Non-farm work had start and stop times. Workers arrived at a certain time, worked and ate at certain times, and left at certain times. That meant the rest of the day was up to the workers to use as they chose. Holidays became expected days of rest. Merchants tailored shop hours to worker schedules, which gave them down time as well.
The Great Depression and World War II accelerated three trends: migration to cities, training in trades, and advanced education.
They also introduced and promoted the first virtual technologies, telephone, phonographs, movies, radio, and television. Costs, broadcast time and reception areas limited the time people spent talking, listening, and watching. But the attraction was clearly evident. People would plan their days and evenings around their favorite news and entertainment programs. Trips to the movies were considered treats.
The return of prosperity brought expanding demand for all the virtual technologies. One limit on these technologies was location: phonographs, telephones, radios, movies, and televisions were locations people had to attend to use. One exception for police and fire fighters: two-way radios mounted in vehicles. World War II saw the advent of “walkie-talkies,” the conceptual and technical precursors of modern cellphones.
Car radios, and the transistor radios released the listener from having to find a radio, to having a radio with them
The 1950’s, and 60’s introduced computers to American Business. Once again, computers were locations, entombed in rarefied environments defended by physical security, and complete ignorance of the general populous.
The 1980’s advent of “personal computers;” which were portable, with some effort.

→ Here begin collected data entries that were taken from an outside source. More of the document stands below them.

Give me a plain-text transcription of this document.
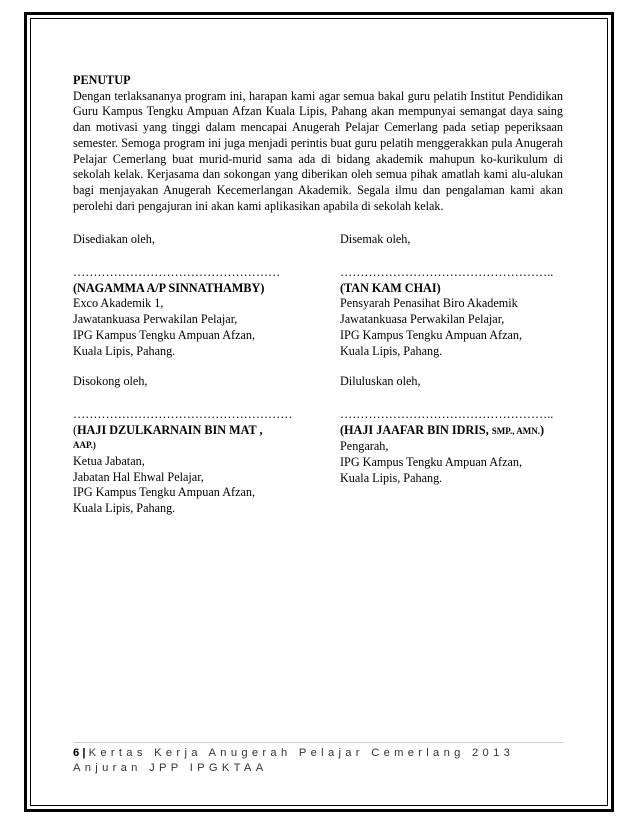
PENUTUP

Dengan terlaksananya program ini, harapan kami agar semua bakal guru pelatih Institut Pendidikan Guru Kampus Tengku Ampuan Afzan Kuala Lipis, Pahang akan mempunyai semangat daya saing dan motivasi yang tinggi dalam mencapai Anugerah Pelajar Cemerlang pada setiap peperiksaan semester. Semoga program ini juga menjadi perintis buat guru pelatih menggerakkan pula Anugerah Pelajar Cemerlang buat murid-murid sama ada di bidang akademik mahupun ko-kurikulum di sekolah kelak. Kerjasama dan sokongan yang diberikan oleh semua pihak amatlah kami alu-alukan bagi menjayakan Anugerah Kecemerlangan Akademik. Segala ilmu dan pengalaman kami akan perolehi dari pengajuran ini akan kami aplikasikan apabila di sekolah kelak.

Disediakan oleh,
……………………………………………
(NAGAMMA A/P SINNATHAMBY)
Exco Akademik 1,
Jawatankuasa Perwakilan Pelajar,
IPG Kampus Tengku Ampuan Afzan,
Kuala Lipis, Pahang.
Disemak oleh,
……………………………………………..
(TAN KAM CHAI)
Pensyarah Penasihat Biro Akademik
Jawatankuasa Perwakilan Pelajar,
IPG Kampus Tengku Ampuan Afzan,
Kuala Lipis, Pahang.
Disokong oleh,
………………………………………………
(HAJI DZULKARNAIN BIN MAT ,
AAP.)
Ketua Jabatan,
Jabatan Hal Ehwal Pelajar,
IPG Kampus Tengku Ampuan Afzan,
Kuala Lipis, Pahang.
Diluluskan oleh,
……………………………………………..
(HAJI JAAFAR BIN IDRIS, SMP., AMN.)
Pengarah,
IPG Kampus Tengku Ampuan Afzan,
Kuala Lipis, Pahang.
6 | Kertas Kerja Anugerah Pelajar Cemerlang 2013
Anjuran JPP IPGKTAA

All that was missing was connecting computers through telephone systems – the Internet, and connecting radios to telephones – cellular phones. The catalyst for the connectivity we enjoy today was the cellphone, which erased any connection between phones and locations, and made people the locations for telephone numbers.
Televisions were limited by the stations that broadcast in their reception area. Three major national TV networks evolved, connected by satellite to the world. Connecting televisions directly to satellites, coaxial cables, and now the Internet, brought us out of “network-tv” into the 24/7 “cable-tv” era.
Once cellphones connected to the Internet and television, where we watch movies, we arrived to today, where the distinctions have almost completely blurred. Likewise have our senses of reality.
Now, “friends” are not people we know, “social media” is anonymous and often anti-social. “Gamers” give a whole new meaning to “WoW,” spending days lashed to their computers, dispensing with bathroom breaks, installing Mountain Dew, refrigerators, and cutting pizza delivery slots in their doors.
We already have an entire generation living in basements. What is next? Maybe evolution will soon give our species extended narrow thumbs for “Texting,” and dimmer judgement for “Sexting.” Maybe someday, all our ogling will be “Googling.” Is the “Zombie Apocalypse” upon us with the living “undead?” I wonder if Virtual Reality and Artificial Intelligence will converge into caskets, from which we never need emerge? Will we live to see the rise of VARZI?